Un mandat clair Haddad, qui a promis de rendre "le Brésil heureux de nouveau" comme dans les années de croissance sous Lula, a réduit son retard en fin de campagne. Mais il a dû se démarquer de son encombrant mentor, dont il a finalement retiré les images sur ses spots de campagne. Mais les marchés ont déjà "élu" Bolsonaro en dépit du flou de ses réformes ultra-libérales. "Ils sont peut-être allés un peu vite", estiment les consultants de Capital Economics, car "il sera difficile avec un congrès fragmenté de s'attaquer au gros déficit budgétaire", une urgence pour le Brésil. Si le camp de Bolsonaro espère un score de plus de 60% dimanche pour un mandat clair, celui de Haddad veut éviter "une défaite cuisante" pour pouvoir "sortir la tête haute" du scrutin, a estimé la Folha de S.Paulo.
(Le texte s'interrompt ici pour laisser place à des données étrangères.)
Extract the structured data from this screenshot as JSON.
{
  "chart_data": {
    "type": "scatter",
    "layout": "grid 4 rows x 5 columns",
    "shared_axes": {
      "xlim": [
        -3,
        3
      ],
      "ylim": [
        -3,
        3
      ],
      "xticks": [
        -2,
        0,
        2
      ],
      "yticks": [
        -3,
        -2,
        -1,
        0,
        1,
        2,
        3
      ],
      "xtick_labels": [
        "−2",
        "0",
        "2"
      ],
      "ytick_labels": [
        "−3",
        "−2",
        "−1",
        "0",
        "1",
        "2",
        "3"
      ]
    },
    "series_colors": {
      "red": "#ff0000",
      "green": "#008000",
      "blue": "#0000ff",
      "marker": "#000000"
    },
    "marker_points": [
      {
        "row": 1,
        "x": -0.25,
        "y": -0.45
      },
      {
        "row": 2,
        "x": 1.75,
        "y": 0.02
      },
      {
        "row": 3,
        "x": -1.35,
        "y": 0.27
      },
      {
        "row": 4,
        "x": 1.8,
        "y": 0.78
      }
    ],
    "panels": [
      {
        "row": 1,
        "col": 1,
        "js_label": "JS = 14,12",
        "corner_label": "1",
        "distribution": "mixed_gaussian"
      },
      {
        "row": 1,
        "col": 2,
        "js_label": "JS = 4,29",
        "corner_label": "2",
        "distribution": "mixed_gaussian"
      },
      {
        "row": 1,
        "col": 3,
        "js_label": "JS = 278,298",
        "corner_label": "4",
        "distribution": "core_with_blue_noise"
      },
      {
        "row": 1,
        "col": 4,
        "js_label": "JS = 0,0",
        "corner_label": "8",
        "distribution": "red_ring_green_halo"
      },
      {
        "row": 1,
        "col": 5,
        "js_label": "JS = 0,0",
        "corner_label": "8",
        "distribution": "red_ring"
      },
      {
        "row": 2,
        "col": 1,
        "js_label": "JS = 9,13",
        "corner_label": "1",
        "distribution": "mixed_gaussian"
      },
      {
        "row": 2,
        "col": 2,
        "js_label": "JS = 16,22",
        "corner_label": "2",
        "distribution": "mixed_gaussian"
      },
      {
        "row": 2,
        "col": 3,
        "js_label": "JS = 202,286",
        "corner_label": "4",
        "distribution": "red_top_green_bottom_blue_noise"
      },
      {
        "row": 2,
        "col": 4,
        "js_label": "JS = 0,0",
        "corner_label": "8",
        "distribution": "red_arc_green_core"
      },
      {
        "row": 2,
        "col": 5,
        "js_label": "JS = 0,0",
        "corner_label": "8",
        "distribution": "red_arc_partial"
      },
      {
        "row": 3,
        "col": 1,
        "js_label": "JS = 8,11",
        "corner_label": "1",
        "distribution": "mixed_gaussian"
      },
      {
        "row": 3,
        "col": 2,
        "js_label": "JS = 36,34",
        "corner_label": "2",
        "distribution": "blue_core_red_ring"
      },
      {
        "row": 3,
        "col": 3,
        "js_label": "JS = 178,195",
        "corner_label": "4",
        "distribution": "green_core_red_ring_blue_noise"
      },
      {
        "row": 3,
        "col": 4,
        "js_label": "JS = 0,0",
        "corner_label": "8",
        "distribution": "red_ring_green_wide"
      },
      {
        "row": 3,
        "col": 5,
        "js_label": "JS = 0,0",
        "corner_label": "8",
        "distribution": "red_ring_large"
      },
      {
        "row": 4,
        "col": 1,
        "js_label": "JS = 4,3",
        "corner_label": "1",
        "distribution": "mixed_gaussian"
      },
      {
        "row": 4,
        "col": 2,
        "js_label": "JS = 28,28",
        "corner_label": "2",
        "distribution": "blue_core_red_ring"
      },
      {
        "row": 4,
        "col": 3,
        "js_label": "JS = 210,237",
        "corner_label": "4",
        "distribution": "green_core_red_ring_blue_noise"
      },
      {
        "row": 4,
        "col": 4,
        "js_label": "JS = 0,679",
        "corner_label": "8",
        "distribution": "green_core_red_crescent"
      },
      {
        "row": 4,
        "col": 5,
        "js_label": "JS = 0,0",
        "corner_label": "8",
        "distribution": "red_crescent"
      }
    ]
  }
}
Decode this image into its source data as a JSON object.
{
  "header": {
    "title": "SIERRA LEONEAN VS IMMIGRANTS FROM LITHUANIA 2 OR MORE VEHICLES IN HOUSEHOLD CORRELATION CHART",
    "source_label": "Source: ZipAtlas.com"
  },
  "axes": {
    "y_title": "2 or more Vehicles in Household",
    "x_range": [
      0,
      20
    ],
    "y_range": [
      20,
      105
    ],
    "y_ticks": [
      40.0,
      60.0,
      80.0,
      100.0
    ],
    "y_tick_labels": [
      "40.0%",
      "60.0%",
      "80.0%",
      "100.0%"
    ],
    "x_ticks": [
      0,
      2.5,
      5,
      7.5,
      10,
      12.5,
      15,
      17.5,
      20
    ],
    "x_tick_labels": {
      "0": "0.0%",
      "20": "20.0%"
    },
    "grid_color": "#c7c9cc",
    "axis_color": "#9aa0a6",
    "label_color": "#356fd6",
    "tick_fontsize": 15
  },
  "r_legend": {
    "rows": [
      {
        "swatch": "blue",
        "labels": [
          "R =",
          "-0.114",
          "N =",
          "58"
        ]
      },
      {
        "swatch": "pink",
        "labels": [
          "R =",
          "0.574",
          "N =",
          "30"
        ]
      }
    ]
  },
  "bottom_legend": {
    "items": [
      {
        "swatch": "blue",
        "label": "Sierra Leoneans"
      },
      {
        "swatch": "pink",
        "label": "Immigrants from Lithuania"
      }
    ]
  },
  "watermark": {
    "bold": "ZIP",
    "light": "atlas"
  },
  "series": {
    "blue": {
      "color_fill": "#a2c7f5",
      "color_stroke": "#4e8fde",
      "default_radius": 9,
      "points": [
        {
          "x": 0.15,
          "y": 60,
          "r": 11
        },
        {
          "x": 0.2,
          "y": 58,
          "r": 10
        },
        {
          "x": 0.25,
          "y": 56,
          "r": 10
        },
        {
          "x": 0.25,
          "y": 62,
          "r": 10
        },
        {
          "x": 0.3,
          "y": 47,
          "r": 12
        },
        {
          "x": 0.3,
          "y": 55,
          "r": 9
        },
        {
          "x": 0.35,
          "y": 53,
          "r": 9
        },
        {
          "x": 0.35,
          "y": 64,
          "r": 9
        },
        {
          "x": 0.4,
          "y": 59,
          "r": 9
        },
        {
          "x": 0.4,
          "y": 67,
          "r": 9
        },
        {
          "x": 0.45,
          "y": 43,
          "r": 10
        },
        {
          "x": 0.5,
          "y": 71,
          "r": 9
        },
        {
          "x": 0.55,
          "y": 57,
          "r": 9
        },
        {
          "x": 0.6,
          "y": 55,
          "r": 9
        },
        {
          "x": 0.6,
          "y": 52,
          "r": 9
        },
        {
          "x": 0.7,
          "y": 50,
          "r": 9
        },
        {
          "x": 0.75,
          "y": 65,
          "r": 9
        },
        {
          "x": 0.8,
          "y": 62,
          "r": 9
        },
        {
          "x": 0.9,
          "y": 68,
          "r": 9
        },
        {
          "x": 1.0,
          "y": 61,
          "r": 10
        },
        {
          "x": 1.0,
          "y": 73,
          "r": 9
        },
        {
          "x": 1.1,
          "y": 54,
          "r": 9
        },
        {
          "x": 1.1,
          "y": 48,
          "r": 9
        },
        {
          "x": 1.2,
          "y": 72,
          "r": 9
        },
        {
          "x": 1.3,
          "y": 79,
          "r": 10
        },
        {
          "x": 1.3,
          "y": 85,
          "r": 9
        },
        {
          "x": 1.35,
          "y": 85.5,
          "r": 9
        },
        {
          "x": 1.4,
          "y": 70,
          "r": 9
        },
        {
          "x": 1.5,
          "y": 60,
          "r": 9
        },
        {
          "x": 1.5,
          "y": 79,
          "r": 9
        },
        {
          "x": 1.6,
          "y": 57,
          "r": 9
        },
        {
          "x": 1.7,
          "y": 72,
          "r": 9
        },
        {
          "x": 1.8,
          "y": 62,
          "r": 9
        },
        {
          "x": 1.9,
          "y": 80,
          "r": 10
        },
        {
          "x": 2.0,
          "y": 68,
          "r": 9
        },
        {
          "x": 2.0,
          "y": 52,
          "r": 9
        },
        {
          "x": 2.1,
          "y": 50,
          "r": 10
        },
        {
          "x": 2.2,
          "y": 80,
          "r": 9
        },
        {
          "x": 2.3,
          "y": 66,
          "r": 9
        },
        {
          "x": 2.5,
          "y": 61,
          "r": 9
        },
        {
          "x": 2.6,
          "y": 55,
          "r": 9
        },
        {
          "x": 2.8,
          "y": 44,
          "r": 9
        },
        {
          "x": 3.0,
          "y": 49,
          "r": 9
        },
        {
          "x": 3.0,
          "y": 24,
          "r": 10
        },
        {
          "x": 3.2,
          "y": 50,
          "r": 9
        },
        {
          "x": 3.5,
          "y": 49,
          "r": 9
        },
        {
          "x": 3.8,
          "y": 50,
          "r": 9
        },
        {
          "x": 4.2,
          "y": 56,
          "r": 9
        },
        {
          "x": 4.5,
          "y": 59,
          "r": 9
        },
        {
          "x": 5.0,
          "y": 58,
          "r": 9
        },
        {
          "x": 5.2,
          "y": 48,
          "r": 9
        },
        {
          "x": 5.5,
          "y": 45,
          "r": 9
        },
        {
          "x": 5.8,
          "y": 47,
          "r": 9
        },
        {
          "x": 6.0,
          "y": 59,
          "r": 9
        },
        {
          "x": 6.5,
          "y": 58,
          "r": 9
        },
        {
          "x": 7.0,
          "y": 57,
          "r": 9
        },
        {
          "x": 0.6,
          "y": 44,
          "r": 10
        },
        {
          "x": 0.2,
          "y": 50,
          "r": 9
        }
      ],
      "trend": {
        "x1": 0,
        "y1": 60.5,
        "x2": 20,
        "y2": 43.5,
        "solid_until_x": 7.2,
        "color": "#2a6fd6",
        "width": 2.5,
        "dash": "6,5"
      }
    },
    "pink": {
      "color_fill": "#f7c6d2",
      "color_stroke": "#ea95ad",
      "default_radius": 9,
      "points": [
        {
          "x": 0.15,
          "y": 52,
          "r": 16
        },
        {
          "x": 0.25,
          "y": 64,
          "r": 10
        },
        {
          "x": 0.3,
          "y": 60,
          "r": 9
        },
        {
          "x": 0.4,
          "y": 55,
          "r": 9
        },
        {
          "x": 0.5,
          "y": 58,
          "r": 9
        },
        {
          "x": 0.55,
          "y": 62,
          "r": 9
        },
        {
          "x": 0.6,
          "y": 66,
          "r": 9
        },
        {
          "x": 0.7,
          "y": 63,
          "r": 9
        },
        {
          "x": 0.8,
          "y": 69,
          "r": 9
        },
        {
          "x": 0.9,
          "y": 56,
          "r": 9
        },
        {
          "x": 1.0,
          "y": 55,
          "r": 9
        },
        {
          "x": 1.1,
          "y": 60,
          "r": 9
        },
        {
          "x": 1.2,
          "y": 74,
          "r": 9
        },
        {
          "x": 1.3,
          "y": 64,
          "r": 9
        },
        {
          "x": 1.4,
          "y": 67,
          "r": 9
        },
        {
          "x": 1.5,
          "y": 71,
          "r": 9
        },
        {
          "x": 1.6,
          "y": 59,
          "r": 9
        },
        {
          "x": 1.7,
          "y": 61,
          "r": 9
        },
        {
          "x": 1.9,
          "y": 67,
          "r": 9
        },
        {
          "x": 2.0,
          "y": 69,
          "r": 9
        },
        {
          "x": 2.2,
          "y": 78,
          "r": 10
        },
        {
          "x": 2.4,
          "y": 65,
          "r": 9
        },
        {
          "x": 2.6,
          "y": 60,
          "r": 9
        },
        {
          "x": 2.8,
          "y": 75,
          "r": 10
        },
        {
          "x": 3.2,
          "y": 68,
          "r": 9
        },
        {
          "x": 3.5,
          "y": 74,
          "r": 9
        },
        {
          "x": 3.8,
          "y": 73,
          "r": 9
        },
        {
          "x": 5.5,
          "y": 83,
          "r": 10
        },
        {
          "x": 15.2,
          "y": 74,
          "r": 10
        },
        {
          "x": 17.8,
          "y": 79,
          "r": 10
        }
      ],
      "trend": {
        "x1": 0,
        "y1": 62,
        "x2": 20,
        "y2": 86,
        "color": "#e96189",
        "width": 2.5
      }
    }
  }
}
L'OEA "préoccupée" par la désinformation La propagation en masse de fausses informations en amont de la présidentielle au Brésil est "une préoccupation constante" et constitue un "phénomène sans précédent" a affirmé jeudi Laura Chinchilla, présidente de la mission de l'Organisation des Etats américains (OEA) chargée d'observer le scrutin. Le scrutin qui oppose au second tour dimanche le favori Jair Bolsonaro (extrême droite) et Fernando Haddad (gauche) a été marqué par d'intenses campagnes de désinformation, notamment à travers la messagerie instantanée Whatsapp. "C'est un phénomène sans précédent (...) c'est la première fois dans une démocratie que nous observons l'usage de Whatsapp pour propager massivement de fausses informations comme au Brésil", a affirmé à Sao Paulo Mme Chinchilla, qui a été présidente du Costa Rica de 2010 à 2014. Mme Chinchilla a affirmé par ailleurs avoir également reçu des dénonciations de fausses informations de la part du camp Bolsonaro.